By contrast, the US Marine Corps has long been seen as having some of the best marketing in the entire US armed forces. Recently, US Marine Corps recruiter Staff Sergeant Arthur Chou made waves by taking inspiration from JSDF advertising tactics and ordering anime-style recruitment posters based on vintage recruitment posters from the WWI and WWII era to supplement the typical assortment of props in USMC recruiting stations. The burly marines on the originals were replaced with cute anime girls sporting more modern Marine uniforms and equipment.
Sgt. Chou told Task & Purpose that the posters are part of a later assortment of non-standard recruiting station décor; these all draw a lot of attention and help connect with potential recruits. The Sergeant also presents copies of the posters as gifts to recruits who successfully make it past boot camp. According to Sgt. Chou:
“The whole reason I made these posters was to break the stereotype. […] People think we’re all crazy and buff, but we’re people too. All the best Marines I know, they’re not even big, they just have a lot of heart. They’re just trying to become better.”
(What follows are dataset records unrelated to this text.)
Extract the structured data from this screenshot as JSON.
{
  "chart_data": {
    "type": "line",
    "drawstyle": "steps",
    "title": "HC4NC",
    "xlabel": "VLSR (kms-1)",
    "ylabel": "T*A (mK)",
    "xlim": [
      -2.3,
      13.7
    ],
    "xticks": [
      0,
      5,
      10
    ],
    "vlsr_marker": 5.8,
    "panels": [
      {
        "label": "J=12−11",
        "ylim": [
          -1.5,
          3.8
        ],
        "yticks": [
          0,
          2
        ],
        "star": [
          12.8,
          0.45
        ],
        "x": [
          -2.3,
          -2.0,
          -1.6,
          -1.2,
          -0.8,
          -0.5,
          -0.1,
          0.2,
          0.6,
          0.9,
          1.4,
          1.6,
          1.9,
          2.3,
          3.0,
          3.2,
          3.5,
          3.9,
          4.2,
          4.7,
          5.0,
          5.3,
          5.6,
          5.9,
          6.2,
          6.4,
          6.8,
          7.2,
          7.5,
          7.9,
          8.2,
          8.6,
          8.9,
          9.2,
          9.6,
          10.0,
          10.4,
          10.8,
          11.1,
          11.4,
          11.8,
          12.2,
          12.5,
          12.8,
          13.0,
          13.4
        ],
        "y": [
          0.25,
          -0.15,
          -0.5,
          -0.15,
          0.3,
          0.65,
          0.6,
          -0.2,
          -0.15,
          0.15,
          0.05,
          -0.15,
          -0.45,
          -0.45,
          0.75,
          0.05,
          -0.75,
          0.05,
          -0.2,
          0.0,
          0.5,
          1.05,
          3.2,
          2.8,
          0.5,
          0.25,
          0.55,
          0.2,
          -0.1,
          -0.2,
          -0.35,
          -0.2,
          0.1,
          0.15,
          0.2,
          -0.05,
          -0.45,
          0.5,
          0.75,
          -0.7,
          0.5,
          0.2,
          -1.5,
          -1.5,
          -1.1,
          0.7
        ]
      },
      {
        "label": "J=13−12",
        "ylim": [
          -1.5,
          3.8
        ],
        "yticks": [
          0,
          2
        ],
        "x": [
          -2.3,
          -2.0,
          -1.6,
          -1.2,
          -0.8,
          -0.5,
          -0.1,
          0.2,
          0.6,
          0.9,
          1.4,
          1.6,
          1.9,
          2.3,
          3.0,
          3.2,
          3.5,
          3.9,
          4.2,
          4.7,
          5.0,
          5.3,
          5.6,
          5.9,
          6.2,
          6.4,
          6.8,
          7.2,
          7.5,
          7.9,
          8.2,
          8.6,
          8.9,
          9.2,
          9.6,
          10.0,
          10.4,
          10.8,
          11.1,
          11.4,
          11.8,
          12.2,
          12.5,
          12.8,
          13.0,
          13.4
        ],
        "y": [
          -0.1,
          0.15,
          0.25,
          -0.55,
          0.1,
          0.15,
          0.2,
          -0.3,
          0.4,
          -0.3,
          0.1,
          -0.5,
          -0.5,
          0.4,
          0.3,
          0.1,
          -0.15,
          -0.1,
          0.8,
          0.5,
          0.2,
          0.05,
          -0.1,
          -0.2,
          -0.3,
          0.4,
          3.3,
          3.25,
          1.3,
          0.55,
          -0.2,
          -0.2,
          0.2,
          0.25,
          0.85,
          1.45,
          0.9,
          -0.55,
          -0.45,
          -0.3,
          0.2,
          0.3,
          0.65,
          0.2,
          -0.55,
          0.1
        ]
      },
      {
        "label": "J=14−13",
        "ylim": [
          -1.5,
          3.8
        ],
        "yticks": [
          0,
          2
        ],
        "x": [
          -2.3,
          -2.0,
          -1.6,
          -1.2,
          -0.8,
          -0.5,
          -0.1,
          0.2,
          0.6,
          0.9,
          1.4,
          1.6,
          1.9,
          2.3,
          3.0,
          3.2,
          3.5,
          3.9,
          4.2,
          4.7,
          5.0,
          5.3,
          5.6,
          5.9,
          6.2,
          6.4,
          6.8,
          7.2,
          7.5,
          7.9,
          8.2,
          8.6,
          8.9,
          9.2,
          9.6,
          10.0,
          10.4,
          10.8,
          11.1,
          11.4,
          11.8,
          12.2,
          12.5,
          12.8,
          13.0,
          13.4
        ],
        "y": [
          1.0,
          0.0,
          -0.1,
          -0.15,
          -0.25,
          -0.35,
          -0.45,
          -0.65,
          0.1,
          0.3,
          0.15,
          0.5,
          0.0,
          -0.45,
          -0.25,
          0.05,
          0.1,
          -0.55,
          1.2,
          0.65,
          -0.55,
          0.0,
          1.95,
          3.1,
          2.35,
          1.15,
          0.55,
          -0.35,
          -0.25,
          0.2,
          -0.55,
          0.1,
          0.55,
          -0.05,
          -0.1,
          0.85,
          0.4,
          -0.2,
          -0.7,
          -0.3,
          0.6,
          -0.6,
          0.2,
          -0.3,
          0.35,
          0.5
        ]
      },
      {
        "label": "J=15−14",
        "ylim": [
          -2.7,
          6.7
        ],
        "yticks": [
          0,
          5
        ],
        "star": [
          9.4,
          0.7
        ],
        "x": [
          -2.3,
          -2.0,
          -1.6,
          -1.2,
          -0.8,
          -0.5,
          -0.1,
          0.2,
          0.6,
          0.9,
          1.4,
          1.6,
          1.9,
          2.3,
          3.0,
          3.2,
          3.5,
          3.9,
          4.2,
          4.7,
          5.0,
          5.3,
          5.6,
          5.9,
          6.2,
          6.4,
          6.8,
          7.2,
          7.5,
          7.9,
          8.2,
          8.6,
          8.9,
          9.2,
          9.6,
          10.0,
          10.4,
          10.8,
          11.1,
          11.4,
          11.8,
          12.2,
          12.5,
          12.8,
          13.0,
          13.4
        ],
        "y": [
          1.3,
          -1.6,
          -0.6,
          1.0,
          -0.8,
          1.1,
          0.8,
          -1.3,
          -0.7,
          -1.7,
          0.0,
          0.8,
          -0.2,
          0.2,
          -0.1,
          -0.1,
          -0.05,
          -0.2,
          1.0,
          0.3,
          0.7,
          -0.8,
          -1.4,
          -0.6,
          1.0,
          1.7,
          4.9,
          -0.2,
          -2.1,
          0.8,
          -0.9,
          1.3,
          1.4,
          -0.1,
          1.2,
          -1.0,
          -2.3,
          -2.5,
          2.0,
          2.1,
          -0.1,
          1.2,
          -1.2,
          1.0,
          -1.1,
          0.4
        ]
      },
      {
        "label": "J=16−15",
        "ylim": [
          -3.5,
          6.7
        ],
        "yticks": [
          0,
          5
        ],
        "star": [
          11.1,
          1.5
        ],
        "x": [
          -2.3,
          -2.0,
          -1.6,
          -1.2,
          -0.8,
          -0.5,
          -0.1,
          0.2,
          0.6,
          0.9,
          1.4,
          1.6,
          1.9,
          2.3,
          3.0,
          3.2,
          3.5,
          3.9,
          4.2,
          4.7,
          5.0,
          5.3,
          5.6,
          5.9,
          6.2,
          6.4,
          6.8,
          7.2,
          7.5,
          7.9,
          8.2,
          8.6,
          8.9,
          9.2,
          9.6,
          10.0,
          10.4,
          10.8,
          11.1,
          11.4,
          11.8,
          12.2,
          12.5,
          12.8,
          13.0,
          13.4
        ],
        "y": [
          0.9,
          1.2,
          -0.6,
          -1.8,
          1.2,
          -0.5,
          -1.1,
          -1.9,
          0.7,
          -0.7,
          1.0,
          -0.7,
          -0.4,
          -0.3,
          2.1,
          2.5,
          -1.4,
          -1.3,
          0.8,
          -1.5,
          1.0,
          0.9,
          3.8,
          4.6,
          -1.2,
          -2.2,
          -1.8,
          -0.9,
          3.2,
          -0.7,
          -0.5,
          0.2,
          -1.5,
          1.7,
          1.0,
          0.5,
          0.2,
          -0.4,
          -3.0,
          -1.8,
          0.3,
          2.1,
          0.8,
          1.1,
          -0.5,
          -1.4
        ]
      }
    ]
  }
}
The posters seem to also have gained fans higher up in the command chain with Sgt. Chou saying a colonel and a master gunnery sergeant count among those who have purchased copies.
The Garand-equipped blonde Marine on the poster which gained the most internet attention (see the header image), is thought to be based on Violet Evergarden, the main character of the show Violet Evergarden. The anime follows the story of the titular veteran child soldier who attempts to reintegrate into society following the conclusion of a world war by working as a ghost writer tasked with writing letters conveying the emotions of customers of the CH Postal Company. There is a bit of irony to be found with using a character from an anti-war work to recruit Marines but if it works, it works.